Local bookbinder with over 100,000 customers
Sue Callaghan is a 60-year-old bookbinder. Her bookbinding shop has been in Sheffield for 35 years. Since 1978 she has greeted nearly 103,000 customers.
In a tiny shop facing Devonshire Green, is Sue Callaghan’s bookbinding business.
The blue signboard saying ‘Est 1978’ and the leather books in the window signify the historic craft inside.
Sue, the owner of this tiny shop, helps people bind collected periodicals and restore damaged books.
She started her training as a bookbinder’s apprentice in southern England. After that she returned to Sheffield, got married and set up her own bookbinding shop.
Stepping into her shop is like entering a mini vintage fair. The two square metre space is crammed with rolls of leather, cloth, paper and various antique objects.
Love of books
Sue first started bookbinding as a hobby, but then made it a business. She said:
“I found I liked books very much, old books, new books, any books, I like to see them and restore them. I never get bored, ever.”
She added that she has never complained about her job, even though she has to stand all day at work.
“I enjoy my work very much because every book is different. Even if they have the same title, it’s a different job for me.”

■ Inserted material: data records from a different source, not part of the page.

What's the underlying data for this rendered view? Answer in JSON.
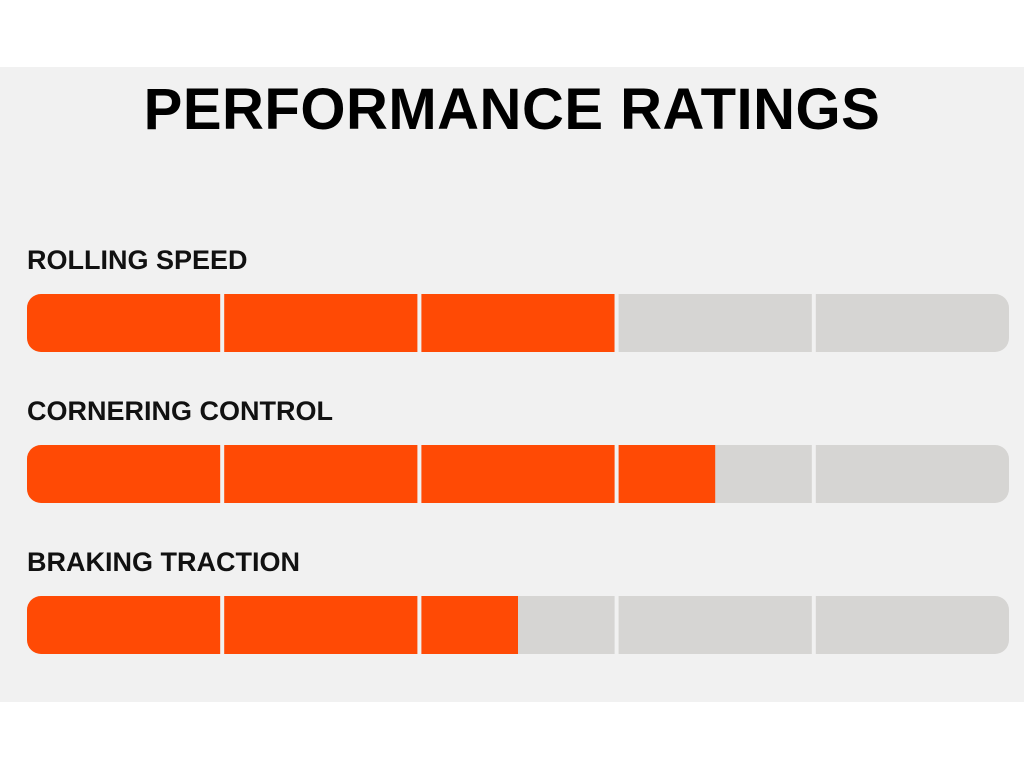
{
  "title": "PERFORMANCE RATINGS",
  "chart_data": {
    "type": "bar",
    "orientation": "horizontal",
    "scale_max": 5,
    "categories": [
      "ROLLING SPEED",
      "CORNERING CONTROL",
      "BRAKING TRACTION"
    ],
    "values": [
      3,
      3.5,
      2.5
    ],
    "colors": {
      "fill": "#ff4a05",
      "track": "#d6d5d3",
      "divider": "#f1f1f1"
    }
  }
}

According to Sue, it ranges from three hours to three weeks to restore a book, since it depends on how much work is needed. If it is a leather-binding book, then there are lots of different processes to go through, like the oldest one Sue has restored, which dates back to 600 years ago.
Masses of customers
In Sue’s shop, the binding tools are hung on the best half of the wall and distributed on the narrow workbench. Next to the workbench is a small wooden counter decorated with hundreds of metal stamps. Hand-made notebooks and cards, ancient ink bottles and quill-pens are in every corner.
It is in this tiny shop where Sue’s expertise has been enhanced over the past 35 years. Her everyday business and steady stream of customers prove it.
Sue has over 50 customers every week and she has never advertised.
“Since I’ve been here for so long, people know me and come to me. They are always very surprised to see how busy I am,” she said with a big smile.
Sue has a habit of counting her customers and has kept records since she welcomed her first in 1978. She writes down the numbers on the invoices and gives them to the clients.
So every person who has a book made or restored in Sue’s shop will know what their rank is in the shop’s history.
“My next customer today will be number 102,075 since 1978,” said Sue pointing at the number on her invoice sheet.
According to the data from National Statistics published on 8th March 2012, the total resident population in Sheffield is 539.800. This means that nearly one out of five people in Sheffield has been Sue’s customer.
Sue explained that she really couldn’t know how many books she has restored so far, but the number will be much bigger than the number of customers, because usually a customer has more than one book to restore or make.
Development of bookbinding
According to Jeremy Norman’s From Cave Painting to the Internet, the craft of bookbinding originated in India, where religious passages were copied on to dried leaves and then the leaves were threaded and numbered.
The Buddhist monks then spread the process to Afghanistan, Iran and China in the first century BC.
During the next one thousand years, the craft of bookbinding experienced various changes. People abandoned traditional rolls and chose codex. After tooling on leathers, people began to make book covers with metal, which was followed by cloth edition binding.
While the material of bookbinding has transformed a lot throughout the centuries, the process hasn’t changed that much. Even now the tools used by Sue are quite similar to those of hundreds of years ago.
Nowadays, in establishments that print new books, binding work is done mechanically. It is said that with the improvement of printing equipment, few people need bookbinding.
However, Sue said:
“There are always people who need bookbinding, because there are always as many people who like books, especially old books, as people who like technology.
“I like technology, but technology can’t restore old books. Bookbinding helps conserve and restore books.”
Standing amongst rolls of leathers, Sue is gluing a damaged book.
“I’m 60 now, but it’s not the time to stop my work. Not yet!” she said.